Почему Алиса считает отца жестким парнем? Неужели он вообще не давал слабину?
– Твоя мама была самой красивой в классе.
– Она до сих пор прекрасна.
– Максина рассказывала, как стащила все мои нижние юбки?
– Рассказывала.
– Наверняка оправдывалась тем, что оставила одну, на всякий случай.
– Ну, э… Нужно выслушать и твою сторону.
– О нет, в другой раз. Так нам должно было исполниться шестьдесят девять или семьдесят. Ох, так Максине уже старая!
– Ей ни за что столько не дашь.
– Я слышала, у вас там в семьдесят – как в пятьдесят, а в пятьдесят – как в тридцать. На небе я повзрослела до тридцати, чтобы не выглядеть на шестнадцать. Я рада, что повзрослела, но старше становиться не хочу.
– Мне двадцать девять.
– Да иди ты! И как умерла?
– Машина сбила.
– О, какая жалость.

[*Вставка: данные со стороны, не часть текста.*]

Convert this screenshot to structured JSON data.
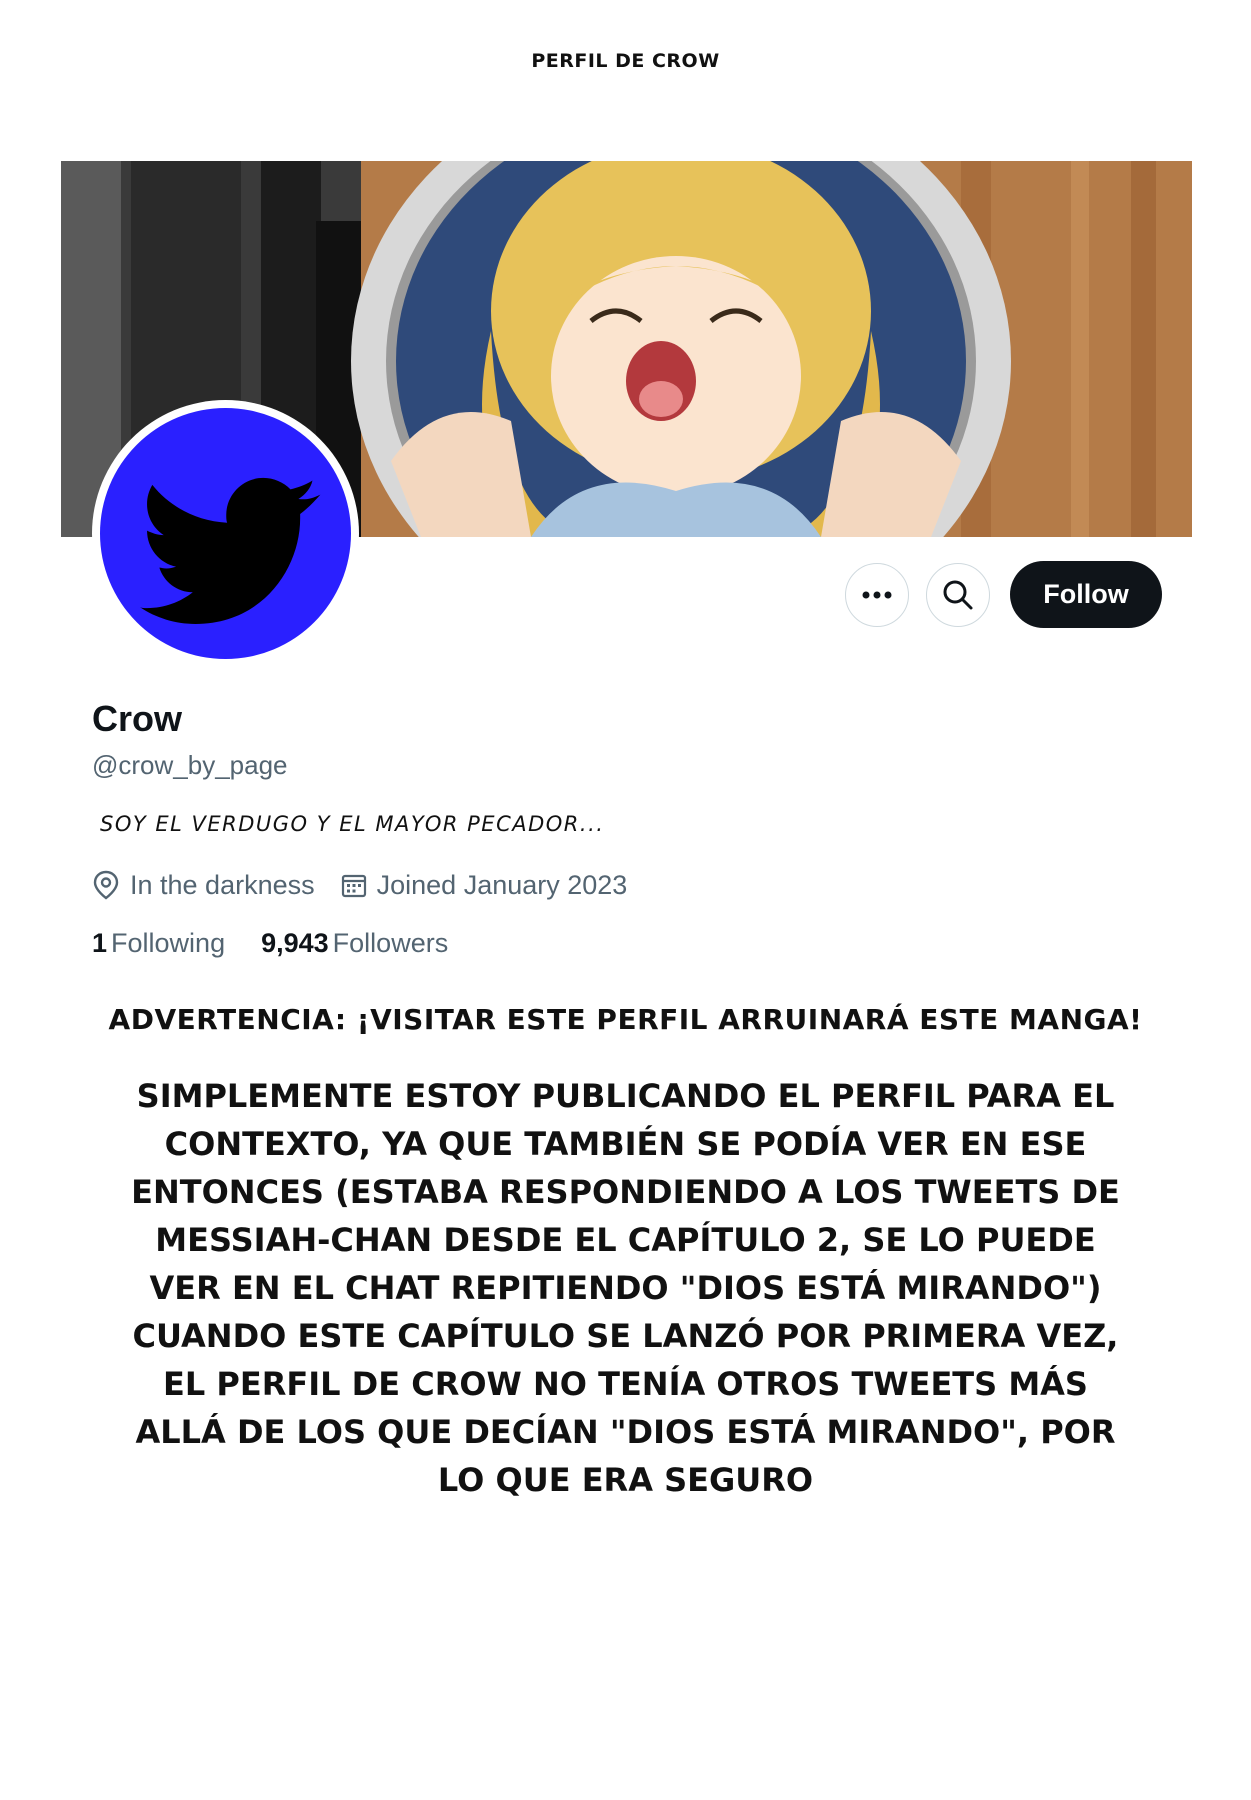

Сочувствую твоим родителям.
– Да, – пора заканчивать со вступлением. – Послушай, я здесь никого не знаю, кроме бабушки с дедушкой и дяди Морриса. Мама часто рассказывала про тебя, вы же были подругами. Может, пообедаем вместе?
– С удовольствием! Как насчет завтра?
– Вполне устроит.
– Отлично. Тут есть хороший французский ресторан. Сядешь в машину, скажешь «Французский ресторан», и она отвезет тебя куда надо.
– А столик надо заказать?
– Мы же на седьмом небе, тут не заказывают столики.
– Да, точно, – через силу выдавливаю я.
– Как, ты не на седьмом? – Алиса на лету схватывает мое настроение.
– Ну, пока что…
– А, так ты в лимбе. Не волнуйся, завтра поговорим.
– Правда? Не волноваться? Потому что я волнуюсь.
– Не надо. Все обсудим. Мы дружили с твоей матерью, так что я о тебе позабочусь. Слушай, мне надо бежать на теннис, но завтра обязательно увидимся. Давай встретимся в час. Буду очень рада знакомству.
– Да, я тоже. Тогда жду тебя в час.
– Алекс…
– Что?
– Не переживай. Я тебя не брошу.
– Хорошо.
– Бывай! До завтра!
– Пока.
«Бывай»? Ну да ладно, мне полегчало, причем существенно.
Хлопает собачья дверца, и появляется Персик.
Она смотрит на меня снизу вверх с виноватым видом; даже ушки опустились.
– Какие люди! Ты соизволила уделить мне свое драгоценное время.
Собака запрыгивает на колени и принимается с энтузиазмом облизывать лицо.
– И ты меня прости. – Я глажу ее в ответ.
В холодильнике материализуется коробка эклеров, и мы с Персик отправляемся в гостиную смотреть телевизор. Из всех небесных каналов мне больше всего нравится «Любимые отрывки из сериалов». Показывают эпизод из «Я люблю Люси», где Люси говорит Рики о беременности. Естественно, моя любимая серия. Затем идет «Шоу Мэри Тайлер Мур», где Рода приводит на праздничный обед Гарри Уинклера, а Мэри не может найти для него места и порцию телятины «Орлов». Гарри приходится сидеть отдельно у окна, в то время как все остальные сидят за обеденным столом. Такая умора. В середине «Семейки Брэди», серии с Дэви Джонсом, наваливается усталость, а к началу «Такси» (когда друзья помогают Джиму получить водительские права) я засыпаю. Просыпаюсь через несколько часов, глубокой ночью. Персик свернулась рядом; мои движения будят ее.